MUVAFAKAT
Sözlükte bir nesneyi bir
nesneye uydurmak ve bir kimseye rastgelmek demektir. Hadis terimi olarak uluvvu
nisbinin kısımlarından biridir. Bir hadis kitabındaki hadislerden birini,
kitaptaki isnaddan başka bir isnadla müellifin şeyhi ile buluşmak üzere daha az
sayıdaki raviden oluşan isnadla rivayet etmeye denir. Böyle bir rivayette
müellifin şeyhine âli isnadla ulaşmakla uluvv hasıl olur. Müellife de muvafakat
edilmiş demektir. Bir diğer ifadeyle bir kitapta bulunan bir hadisi bir başka
muhaddis, müellifinin şeyhinden rivayet etmekle ona muvafakat etmiş sayılır.
Meselâ Buhari'nin en âli
isnadı olan sülâsi, isnadıyla rivayet “Ya Enes (b. Nadr), Kısas Allah'ın farz
kıldığı bir hükümdür” hadisini bir ravi Buhâri'ye varan tariktan başka bir
tarikla Cuz'u'l-Ensâr kitabının tankından rivayet etmiş olsa Buhari ile
muvafakat hasıl olur.
Burada işaret etmek
yerinde olur ki uluvv-u nisbinin kısımlanndan sadece muvafakat ile ibdalde
uluvv yani daha az sayıda ravi ile rivayet kaydı vardır. Bu İbnu's-Salah, ona
tabi olarak en-Nevevii, el-Iraki ve es-Suyûti’nin tarifleridir. Nitekim
İbnu's-Salâh, “İsnadda uluvv olmazsa bunlara muvafakat veya ibdâl denmez. Gerçi
isnad âli olmazsa da yine muvafakat ve ibdal bulunur. Fakat o takdirde de
bunlara iltifat edilmeyeceğinden o isimler verilmez” der. Bununla birlikte
ez-Zehebi ile diğer bazı usûl alimleri isnadda uluvv olmaksızın muvafakat ve
bedel tabirlerini kullanmışlar ve isnad âli olduğu takdirde muvafakat -i âliye
veya bedel-i âli demişlerdir.

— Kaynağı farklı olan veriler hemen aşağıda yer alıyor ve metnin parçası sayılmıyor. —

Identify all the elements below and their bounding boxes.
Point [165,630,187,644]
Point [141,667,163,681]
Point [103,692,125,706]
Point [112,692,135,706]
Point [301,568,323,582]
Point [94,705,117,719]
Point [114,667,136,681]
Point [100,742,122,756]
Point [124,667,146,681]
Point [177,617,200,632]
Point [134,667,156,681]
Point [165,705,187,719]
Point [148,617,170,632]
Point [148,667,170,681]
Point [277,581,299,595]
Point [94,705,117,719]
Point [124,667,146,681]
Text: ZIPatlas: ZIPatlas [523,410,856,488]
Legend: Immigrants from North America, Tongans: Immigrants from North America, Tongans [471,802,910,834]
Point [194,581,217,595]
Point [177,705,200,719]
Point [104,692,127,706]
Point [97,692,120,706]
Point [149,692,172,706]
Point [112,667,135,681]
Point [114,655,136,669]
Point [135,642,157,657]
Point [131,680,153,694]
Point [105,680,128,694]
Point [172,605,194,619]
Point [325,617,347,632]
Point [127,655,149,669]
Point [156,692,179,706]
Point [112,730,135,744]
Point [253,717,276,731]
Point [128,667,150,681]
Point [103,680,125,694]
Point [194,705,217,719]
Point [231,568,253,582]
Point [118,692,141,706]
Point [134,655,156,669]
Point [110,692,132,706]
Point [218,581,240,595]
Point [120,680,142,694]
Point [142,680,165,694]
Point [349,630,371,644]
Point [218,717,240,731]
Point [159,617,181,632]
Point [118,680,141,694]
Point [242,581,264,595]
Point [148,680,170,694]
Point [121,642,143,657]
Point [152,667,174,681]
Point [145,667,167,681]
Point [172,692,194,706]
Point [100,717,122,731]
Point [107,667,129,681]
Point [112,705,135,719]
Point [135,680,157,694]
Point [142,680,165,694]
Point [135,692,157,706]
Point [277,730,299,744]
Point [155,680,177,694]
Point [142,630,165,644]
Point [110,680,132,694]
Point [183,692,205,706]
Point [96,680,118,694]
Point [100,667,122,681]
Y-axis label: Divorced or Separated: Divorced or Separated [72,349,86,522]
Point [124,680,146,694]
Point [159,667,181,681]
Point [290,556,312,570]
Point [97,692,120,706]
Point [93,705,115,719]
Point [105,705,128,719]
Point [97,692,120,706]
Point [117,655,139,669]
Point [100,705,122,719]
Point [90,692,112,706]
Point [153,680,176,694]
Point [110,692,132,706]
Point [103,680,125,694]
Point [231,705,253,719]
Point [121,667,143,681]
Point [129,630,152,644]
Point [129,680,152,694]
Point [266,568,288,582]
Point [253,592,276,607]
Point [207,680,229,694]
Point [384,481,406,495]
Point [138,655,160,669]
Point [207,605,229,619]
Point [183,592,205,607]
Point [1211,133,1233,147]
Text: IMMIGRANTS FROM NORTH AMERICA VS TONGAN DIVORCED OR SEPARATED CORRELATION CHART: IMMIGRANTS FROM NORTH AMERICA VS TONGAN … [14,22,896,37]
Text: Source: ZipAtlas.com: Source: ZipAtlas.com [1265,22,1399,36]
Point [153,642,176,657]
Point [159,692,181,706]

Hatta ez-Zehebi'nin yerine göre “vâfaknâhu
bi-nuzûlin” (Bu kitaba nüzul ile muvafakat etmiş olduk) tabirini kullanmıştır.
Demek oluyor ki diğer alimler muvafakati isnadın âli olmasıyle
sınırlandırdıkları halde o nüzul ile sınırlandırmıştır.